Dziennikarzom relacjonującym zgrupowanie piłkarskiej reprezentacji w Arłamowie zakazano m.in. proszenia zawodników o autografy oraz robienia zdjęć z nimi i w szatni. – Porządek musi być. Albo praca, albo autografy. Jeden już dokonał wyboru – stwierdził Jakub Kwiatkowski, rzecznik prasowy Polskiego Związku Piłki Nożnej.

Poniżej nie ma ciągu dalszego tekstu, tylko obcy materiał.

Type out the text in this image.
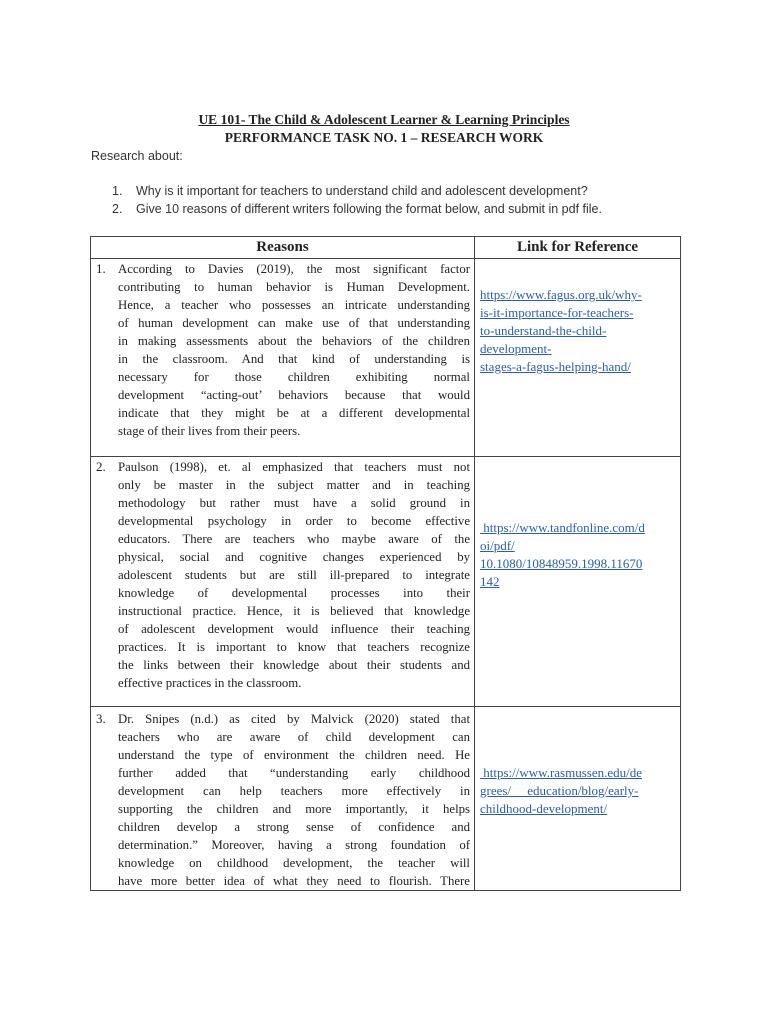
UE 101- The Child & Adolescent Learner & Learning Principles
PERFORMANCE TASK NO. 1 – RESEARCH WORK
Research about:
1. Why is it important for teachers to understand child and adolescent development?
2. Give 10 reasons of different writers following the format below, and submit in pdf file.
Reasons	Link for Reference
1. According to Davies (2019), the most significant factor
contributing to human behavior is Human Development.
Hence, a teacher who possesses an intricate understanding
of human development can make use of that understanding
in making assessments about the behaviors of the children
in the classroom. And that kind of understanding is
necessary for those children exhibiting normal
development “acting-out’ behaviors because that would
indicate that they might be at a different developmental
stage of their lives from their peers.
https://www.fagus.org.uk/why-
is-it-importance-for-teachers-
to-understand-the-child-
development-
stages-a-fagus-helping-hand/
2. Paulson (1998), et. al emphasized that teachers must not
only be master in the subject matter and in teaching
methodology but rather must have a solid ground in
developmental psychology in order to become effective
educators. There are teachers who maybe aware of the
physical, social and cognitive changes experienced by
adolescent students but are still ill-prepared to integrate
knowledge of developmental processes into their
instructional practice. Hence, it is believed that knowledge
of adolescent development would influence their teaching
practices. It is important to know that teachers recognize
the links between their knowledge about their students and
effective practices in the classroom.
https://www.tandfonline.com/d
oi/pdf/
10.1080/10848959.1998.11670
142
3. Dr. Snipes (n.d.) as cited by Malvick (2020) stated that
teachers who are aware of child development can
understand the type of environment the children need. He
further added that “understanding early childhood
development can help teachers more effectively in
supporting the children and more importantly, it helps
children develop a strong sense of confidence and
determination.” Moreover, having a strong foundation of
knowledge on childhood development, the teacher will
have more better idea of what they need to flourish. There
https://www.rasmussen.edu/de
grees/     education/blog/early-
childhood-development/
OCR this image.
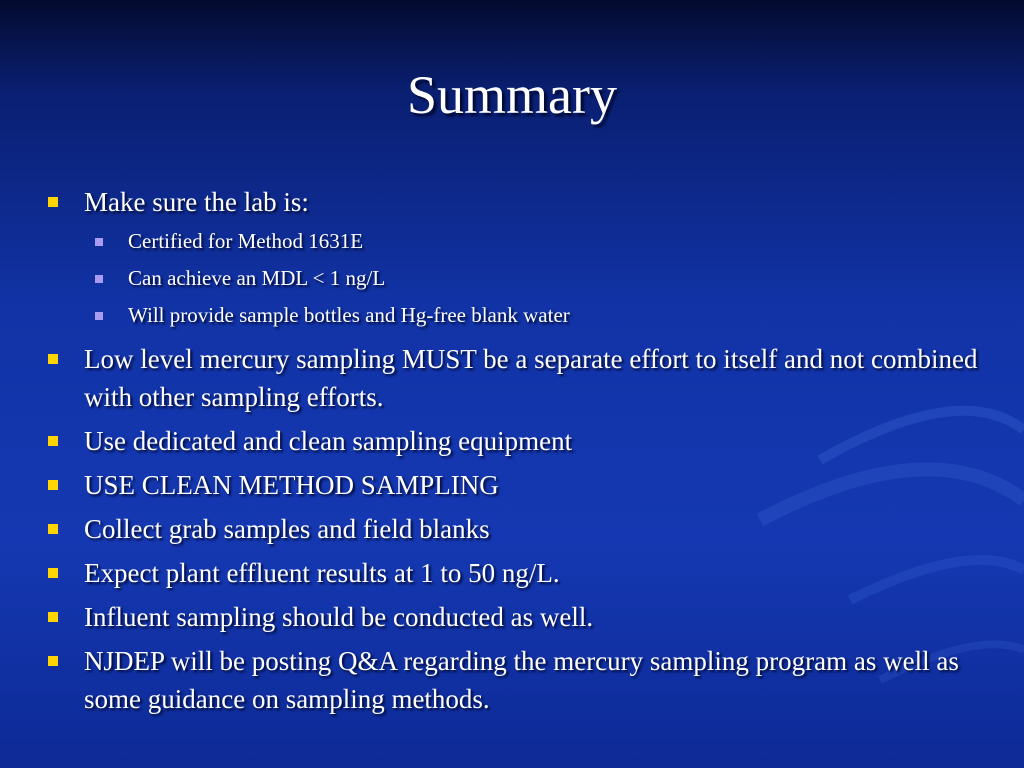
Summary
Make sure the lab is:
Certified for Method 1631E
Can achieve an MDL < 1 ng/L
Will provide sample bottles and Hg-free blank water
Low level mercury sampling MUST be a separate effort to itself and not combined with other sampling efforts.
Use dedicated and clean sampling equipment
USE CLEAN METHOD SAMPLING
Collect grab samples and field blanks
Expect plant effluent results at 1 to 50 ng/L.
Influent sampling should be conducted as well.
NJDEP will be posting Q&A regarding the mercury sampling program as well as some guidance on sampling methods.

O zakazie dziennikarze dowiedzieli się z kartek przypiętych w poniedziałek w hotelu w Arłamowie, m.in. przy sali, w której odbyła się pierwsza konferencja prasowa w czasie zgrupowania. – Porządek musi być. Albo praca, albo autografy. Jeden już dokonał wyboru – wyjaśnił Jakub Kwiatkowski, rzecznik prasowy Polskiego Związku Piłki Nożnej.

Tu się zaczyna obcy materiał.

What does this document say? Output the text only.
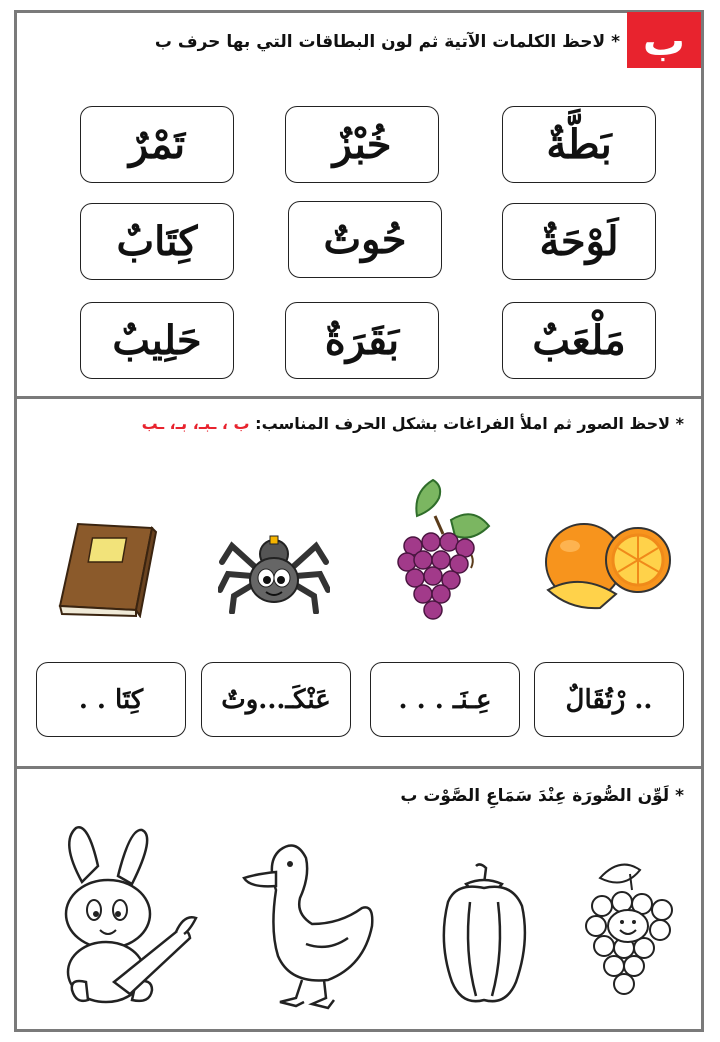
ب
* لاحظ الكلمات الآتية ثم لون البطاقات التي بها حرف ب
بَطَّةٌ
خُبْزٌ
تَمْرٌ
لَوْحَةٌ
حُوتٌ
كِتَابٌ
مَلْعَبٌ
بَقَرَةٌ
حَلِيبٌ
* لاحظ الصور ثم املأ الفراغات بشكل الحرف المناسب: ب ، ـبـ، بـ، ـب
.. رْتُقَالٌ
عِـنَـ . . .
عَنْكَـ...وتٌ
كِتَا . .
* لَوِّن الصُّورَة عِنْدَ سَمَاعِ الصَّوْت ب
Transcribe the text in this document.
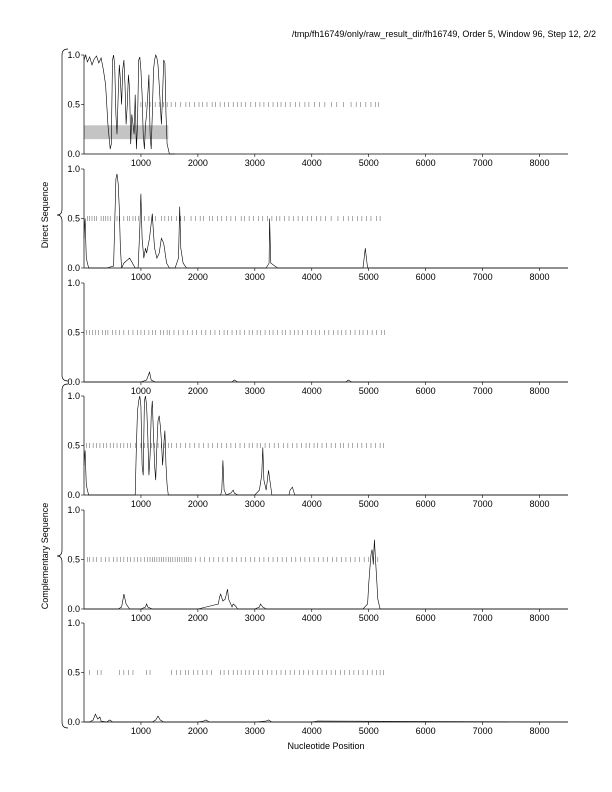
/tmp/fh16749/only/raw_result_dir/fh16749, Order 5, Window 96, Step 12, 2/2
Nucleotide Position
0.0
0.5
1.0
1000	2000	3000	4000	5000	6000	7000	8000
0.0
0.5
1.0
1000	2000	3000	4000	5000	6000	7000	8000
0.0
0.5
1.0
1000	2000	3000	4000	5000	6000	7000	8000
0.0
0.5
1.0
1000	2000	3000	4000	5000	6000	7000	8000
0.0
0.5
1.0
1000	2000	3000	4000	5000	6000	7000	8000
0.0
0.5
1.0
1000	2000	3000	4000	5000	6000	7000	8000
Direct Sequence
Complementary Sequence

Niektórzy dziennikarze relacjonujący zgrupowanie żartowali na Twitterze z tych zakazów. – Połowa „działalności medialnych” właśnie zakończona. Dziennikarze magazynu „Pies i Koń” odwołają pewnie przyjazd – napisał Michał Kołodziejczyk, redaktor naczelny WP Sportowych Faktów. – Robiliście to? – zapytał Wojciech Jagoda z nc+. – Niestety byli tacy co robili – skomentował Kwiatkowski.
Z kolei Tomasz Włodarczyk, zastępca redaktora naczelnego „Przeglądu Sportowego”, przypomniał, że dwa lata temu, kiedy piłkarska reprezentacja przygotowywała się do Euro 2016, niektórzy dziennikarze przy okazji konferencji prasowych prosili zawodników o podpisy.
Przypomnienie sprzed dwóch lat😂 pic.twitter.com/BX22yNVqs6
— Tomasz Włodarczyk (@wlodar85) 28 maja 2018
Zawodnicy reprezentacji zaczynają właśnie w Arłamowie zgrupowanie przed mistrzostwami świata w Rosji. Przed wylotem na turniej zagrają jeszcze sparingowe mecze z Chile (8 czerwca w Poznaniu) i Litwą (12 czerwca w Warszawie).